Overseas Shipholding Group Files for Bankruptcy
By Phil Milford and Tiffany Kary – Nov 14, 2012 8:05 AM ET
Overseas Shipholding Group Inc., the largest U.S. tanker operator, filed for bankruptcy protection after global shipping rates declined and demand for oil fell in North America and Europe.
The 64-year-old company, based in New York, listed assets of $4.15 billion and debt of $2.67 billion in a Chapter 11 filing today in U.S. Bankruptcy Court in Wilmington, Delaware.
Overseas Shipholding, with more than 100 vessels that transport oil, refined products and natural gas worldwide, reported 13 straight quarters of net losses as tanker rates plunged as much as 96 percent, according to data compiled by Bloomberg. The company had its debt downgraded on concerns about a February loan deadline and said Oct. 22 that it may need to reorganize because of tax issues.
Weaker oil demand in the U.S. and Europe caused by the economic slowdown and warmer winters led to a reduction in ships crossing the Atlantic, where Overseas Shipholding’s fleet is concentrated, the company said in a report on its quarter ended June 30. In addition, an influx of carriers from Asia boosted competition, the company said.
Overseas Shipholding has about 3,600 employees, including 3,170 seafarers, and offices in cities including Athens, London, Singapore and Tampa, Florida, according to its website. It was founded in 1948, incorporated in 1969 and listed on the New York Stock Exchange in 1973.
Moody’s Investors Service reduced its rating on the company’s bonds in August, citing lower shipping rates, excess tanker capacity and questions about whether Overseas Shipholding could raise money in time to meet loan covenants, even though many of its ships weren’t yet pledged as collateral.
“Moody’s does not expect average annual tanker freight rates to meaningfully strengthen above their 2011 levels before well into 2013,” analysts led by Jonathan Root in New York wrote in an Aug. 2 report. Ship sales to raise money were unlikely because market values for oil tankers “remain in the doldrums,” Root wrote.
Later that month, the company announced that it would be about $100 million short of funds needed to repay $1.5 billion in loans by February.
Overseas Shipholding said in an Oct. 22 regulatory filing that it was evaluating options, including bankruptcy, after a tax review prompted its audit committee to consider whether financial statements for the three years leading up to Dec. 31, 2011, should be restated. The issue was about how it accounted for taxes, given its U.S. base and international operations.

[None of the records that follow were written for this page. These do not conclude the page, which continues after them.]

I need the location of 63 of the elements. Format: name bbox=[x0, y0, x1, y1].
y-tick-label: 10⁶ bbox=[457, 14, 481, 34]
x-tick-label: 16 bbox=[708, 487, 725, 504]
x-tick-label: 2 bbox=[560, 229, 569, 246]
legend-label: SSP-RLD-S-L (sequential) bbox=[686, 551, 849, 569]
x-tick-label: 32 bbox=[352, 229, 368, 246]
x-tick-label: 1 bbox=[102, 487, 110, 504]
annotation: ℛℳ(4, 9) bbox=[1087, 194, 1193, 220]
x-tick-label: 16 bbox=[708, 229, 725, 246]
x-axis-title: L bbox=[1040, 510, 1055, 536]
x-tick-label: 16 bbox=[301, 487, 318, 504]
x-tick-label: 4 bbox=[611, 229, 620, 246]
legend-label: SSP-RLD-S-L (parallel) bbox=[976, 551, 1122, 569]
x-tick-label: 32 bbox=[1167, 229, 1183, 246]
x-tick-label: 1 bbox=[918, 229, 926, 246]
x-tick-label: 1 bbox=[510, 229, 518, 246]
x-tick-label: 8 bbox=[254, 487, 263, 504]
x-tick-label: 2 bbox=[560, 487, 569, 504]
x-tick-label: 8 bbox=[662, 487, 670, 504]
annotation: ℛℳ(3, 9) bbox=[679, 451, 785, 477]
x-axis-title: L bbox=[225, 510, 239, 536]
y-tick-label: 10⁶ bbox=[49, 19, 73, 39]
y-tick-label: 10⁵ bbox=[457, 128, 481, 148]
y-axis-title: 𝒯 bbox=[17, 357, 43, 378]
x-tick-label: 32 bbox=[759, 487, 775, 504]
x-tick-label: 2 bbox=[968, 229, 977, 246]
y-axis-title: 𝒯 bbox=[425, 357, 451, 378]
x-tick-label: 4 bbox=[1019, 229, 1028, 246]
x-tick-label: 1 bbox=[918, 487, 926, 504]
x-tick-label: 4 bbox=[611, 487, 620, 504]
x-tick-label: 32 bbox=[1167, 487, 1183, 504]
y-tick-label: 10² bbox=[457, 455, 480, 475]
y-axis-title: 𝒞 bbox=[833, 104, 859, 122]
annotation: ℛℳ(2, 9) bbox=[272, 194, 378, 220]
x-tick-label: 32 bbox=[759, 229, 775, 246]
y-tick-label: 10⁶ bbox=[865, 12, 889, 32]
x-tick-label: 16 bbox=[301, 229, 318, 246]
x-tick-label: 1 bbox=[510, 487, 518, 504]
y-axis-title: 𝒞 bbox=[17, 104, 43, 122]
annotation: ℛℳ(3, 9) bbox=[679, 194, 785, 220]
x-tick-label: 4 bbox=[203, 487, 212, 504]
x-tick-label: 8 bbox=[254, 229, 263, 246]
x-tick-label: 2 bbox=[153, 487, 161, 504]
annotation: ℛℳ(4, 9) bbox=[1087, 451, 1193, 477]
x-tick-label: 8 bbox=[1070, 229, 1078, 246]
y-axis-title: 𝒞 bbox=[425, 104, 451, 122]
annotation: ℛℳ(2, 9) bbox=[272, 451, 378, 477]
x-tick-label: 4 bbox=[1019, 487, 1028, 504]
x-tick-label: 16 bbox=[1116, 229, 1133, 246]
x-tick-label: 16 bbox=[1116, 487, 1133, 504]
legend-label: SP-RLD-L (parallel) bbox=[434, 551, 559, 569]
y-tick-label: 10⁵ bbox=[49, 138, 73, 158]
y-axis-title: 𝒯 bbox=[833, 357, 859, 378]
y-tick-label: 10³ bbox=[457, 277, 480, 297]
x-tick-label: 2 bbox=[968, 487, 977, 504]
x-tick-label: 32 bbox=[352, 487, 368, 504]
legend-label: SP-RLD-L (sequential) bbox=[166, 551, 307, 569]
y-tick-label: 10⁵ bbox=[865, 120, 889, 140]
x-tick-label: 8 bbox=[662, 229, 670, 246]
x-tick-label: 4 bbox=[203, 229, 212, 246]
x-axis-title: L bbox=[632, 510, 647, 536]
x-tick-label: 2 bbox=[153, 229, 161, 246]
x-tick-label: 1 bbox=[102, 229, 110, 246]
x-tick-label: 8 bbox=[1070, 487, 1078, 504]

A decline in shipping rates since the 2008 financial crisis has helped to drive other ocean-transport companies into bankruptcy, including General Maritime Corp., Korea Line Corp. (005880), Britannia Bulk Plc, Armada (Singapore) Pte Ltd. and Transfield ER Cape. Humpuss Sea Transport Pte Ltd., a Singapore-based unit of an Indonesian company, filed for liquidation in Singapore and in the U.S. this year.
Overseas Shipholding as of June 30 had pledged 15 vessels, worth 29 percent of its book value, as collateral for secured loans, according to its website.
The company’s publicly traded debt includes $64 million in 8.75 percent senior unsecured notes due in 2013, $300 million in 8.125 percent notes due in 2018 and $146 million in 7.5 percent senior unsecured notes due in 2014.
Overseas Shipholding’s shares, which traded as high as $91.49 in 2007, have declined 90 percent this year to close at $1.13 yesterday.
The case is In re Overseas Shipholding Group Inc. (OSG), 12- bk-20000, U.S. Bankruptcy Court, District of Delaware (Wilmington).